2.3. Eiseres koopt op 9 juli 1999 van [L] een perceel grond te [N], groot 25 are en 83 ca (hierna: het perceel) voor f. 882.350,- zodat de prijs circa f. 341,- per m² bedraagt. Het transport zal blijkens de daartoe opgemaakte akte op 31 augus¬tus 2000 plaatshebben.

Het perceel is eerder die dag door [L] voor dezelfde prijs gekocht van [P], een bloemist te [N].”;

en:

“2.5. Het perceel wordt in het kader van de planontwikkeling gesplitst in vier kavels ten behoeve van te bouwen woningen. Een deel ter grootte van 300 m² is onverdeeld eigendom van de vier (toekomstige) eigenaren en dient onder meer als toegangsweg tot de desbetreffende kavels.

2.6. Op 31 augustus 2000 vindt bij [notaris Q] in [R] de levering plaats van het perceel door [L] aan eiseres.

Op dezelfde dag vindt bij dezelfde notaris de levering plaats van de grootste kavel (793 m²) van het perceel door eiseres aan [F] voor f. 245.950,- inclusief haar aandeel in de mandelige grond.

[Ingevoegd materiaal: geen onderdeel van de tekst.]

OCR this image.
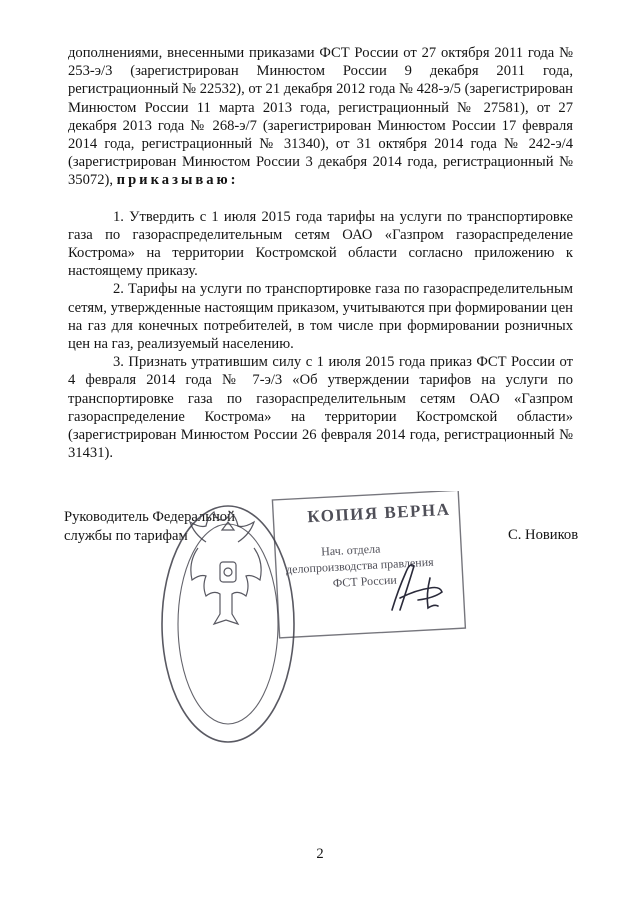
дополнениями, внесенными приказами ФСТ России от 27 октября 2011 года № 253-э/3 (зарегистрирован Минюстом России 9 декабря 2011 года, регистрационный № 22532), от 21 декабря 2012 года № 428-э/5 (зарегистрирован Минюстом России 11 марта 2013 года, регистрационный № 27581), от 27 декабря 2013 года № 268-э/7 (зарегистрирован Минюстом России 17 февраля 2014 года, регистрационный № 31340), от 31 октября 2014 года № 242-э/4 (зарегистрирован Минюстом России 3 декабря 2014 года, регистрационный № 35072), приказываю:

1. Утвердить с 1 июля 2015 года тарифы на услуги по транспортировке газа по газораспределительным сетям ОАО «Газпром газораспределение Кострома» на территории Костромской области согласно приложению к настоящему приказу.

2. Тарифы на услуги по транспортировке газа по газораспределительным сетям, утвержденные настоящим приказом, учитываются при формировании цен на газ для конечных потребителей, в том числе при формировании розничных цен на газ, реализуемый населению.

3. Признать утратившим силу с 1 июля 2015 года приказ ФСТ России от 4 февраля 2014 года № 7-э/3 «Об утверждении тарифов на услуги по транспортировке газа по газораспределительным сетям ОАО «Газпром газораспределение Кострома» на территории Костромской области» (зарегистрирован Минюстом России 26 февраля 2014 года, регистрационный № 31431).

Руководитель Федеральной
службы по тарифам	С. Новиков
КОПИЯ ВЕРНА
Нач. отдела
делопроизводства правления
ФСТ России
2
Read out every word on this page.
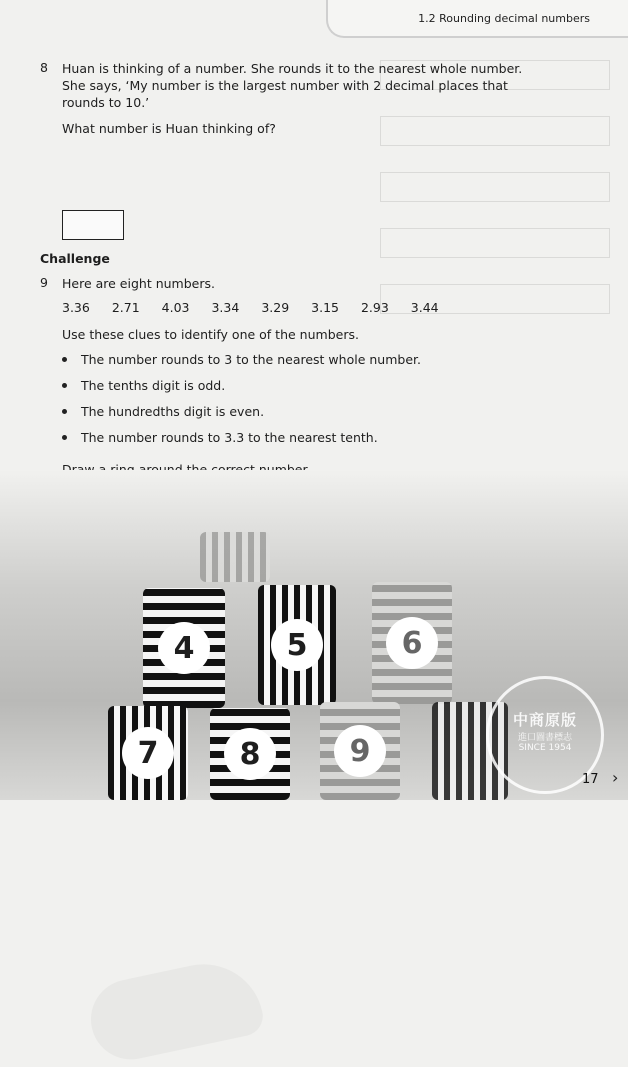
1.2 Rounding decimal numbers
8 Huan is thinking of a number. She rounds it to the nearest whole number.
She says, ‘My number is the largest number with 2 decimal places that
rounds to 10.’
What number is Huan thinking of?
Challenge
9 Here are eight numbers.
3.36 2.71 4.03 3.34 3.29 3.15 2.93 3.44
Use these clues to identify one of the numbers.
The number rounds to 3 to the nearest whole number.
The tenths digit is odd.
The hundredths digit is even.
The number rounds to 3.3 to the nearest tenth.
4	5	6
7	8	9
中商原版
進口圖書標志
SINCE 1954
17 ›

De prijs voor de kavel (exclusief de mandelige grond) komt daarmee uit op f. 310,- per m². Toerekening van een kwart gedeelte van de mandelige grond van 300 m² aan de koopsom leidt tot een prijs van f. 283,- per m².

Toerekening van de totale oppervlakte van de mandelige grond van 300 m² (er van uitgaande dat [F] de mandelige grond later weer aan de gemeente zou doorverkopen, zoals door gemachtigde gemeld in de pleitnota) aan de koopsom leidt tot een prijs van f. 225,- per m².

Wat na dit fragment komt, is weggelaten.